To CIOs, cloud computing is a multi-tier migration of a swath of IT services outside a company’s firewalls. At the infrastructure level, it’s about provisioning of computational and storage capacity. At the next level, it’s about services, like backup and recovery, transaction processing, credit checks, etc. Finally, it’s about full-blow applications, like Saleforce.com. For small and mid-sized companies, the cloud is the great equalizer: world-class IT services are within reach, and better yet, these services are elastic. For big enterprises with sophisticated data centers and IT management, the cloud is a growing nuisance that needs urgent attention. Lines of business will continue to buy cloud-based services, and someday IT will surely be called upon to integrate it with everything else.

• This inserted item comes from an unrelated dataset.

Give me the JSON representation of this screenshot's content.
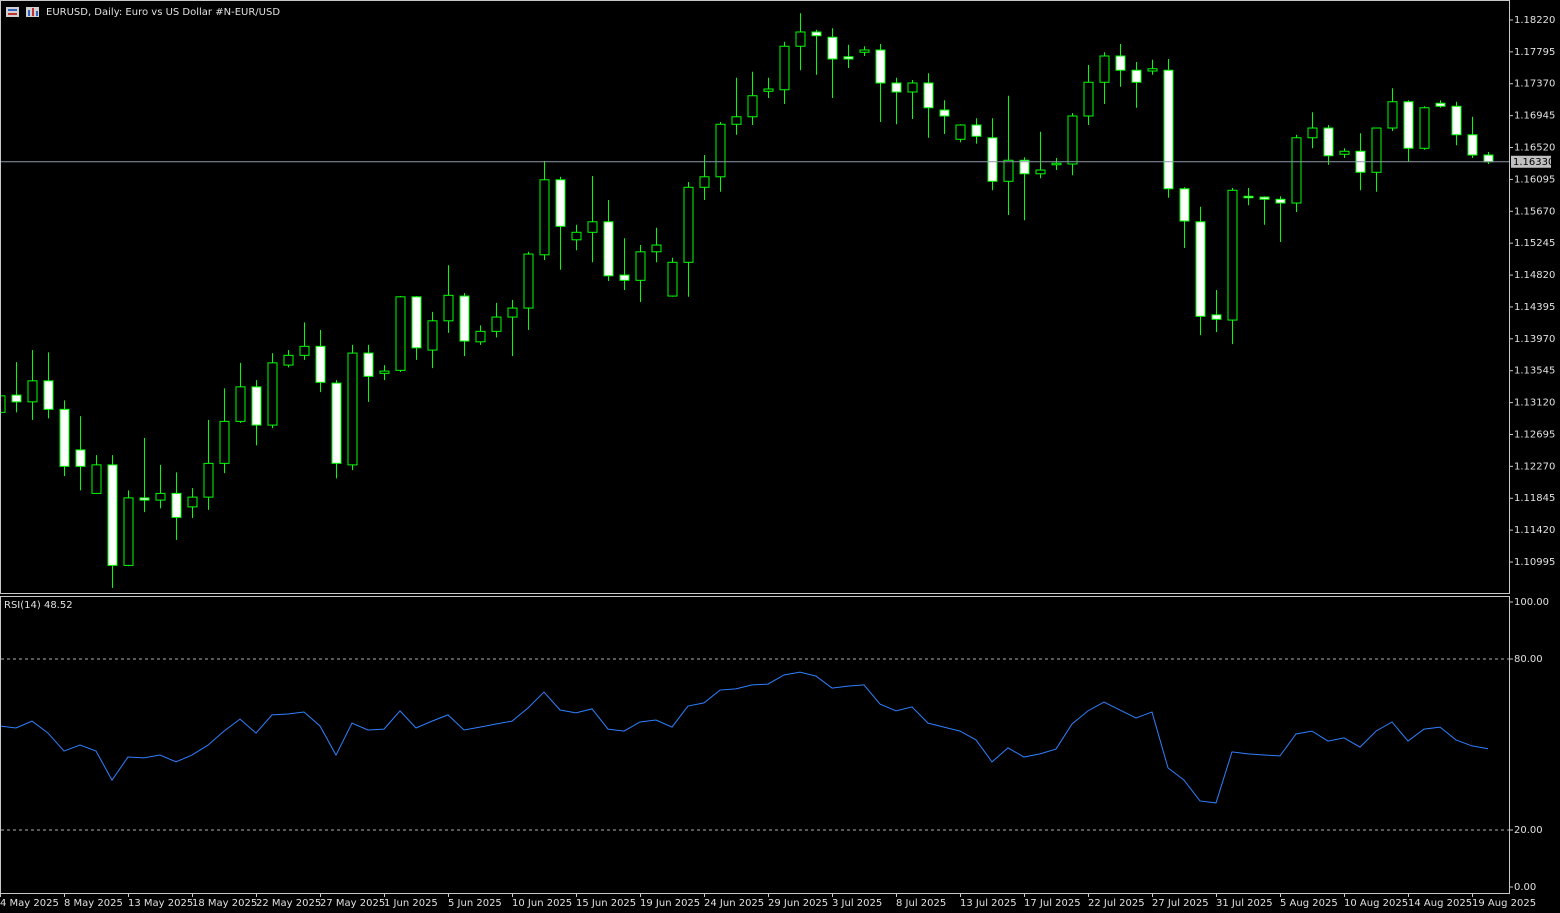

How does the cloud impact data management? The cloud sets off some big trends. The first one is clear: more and more data will be stored outside a company’s firewall. The obvious concern here is data security. I won’t dwell on it because so much has been written on this topic.
A less obvious trend is that cloud computing will lead to greater inter-dependence among companies for each others’ data. More and more data will originate from outside a company’s firewalls, and more and more data will leave for systems outside a company’s firewalls. “Outside the firewall,” no matter how you cut it, means outside a company’s full control.
Data quality will suffer. How do you prevent a business partner from giving you bad data? Is it in the contract? How much do you know about the data coming from your data vendor, or data used by your service vendor? How do you know if it’s any good? In a world of great inter-dependence, how would one even know the origin of certain data? How do you enforce any common data definitions and standards, if your SaaS applications are nearly impossible, or outright impossible to customize? How do ensure your data is retired and archived properly from a multi-tenant database? Who owns your data anyway, like information about your company’s employees so brazenly displayed on Linked-in?
The cloud is going to make it even harder than before to get your data house in order. Good data governance practices can help. In fact, all four sub-disciplines of data governance: data definition, lifecycle, quality, and security are all relevant. Your data policies not only impact how data is managed inside your firewall, but should also figure into how you work with vendors and partners in the ether.
The cloud means you’ll have less control over how your data is produced, stored, and consumed. So make sure data governance is a part of your cloud strategy, so you can reap the rewards of cloud computing without wrecking havoc for your data.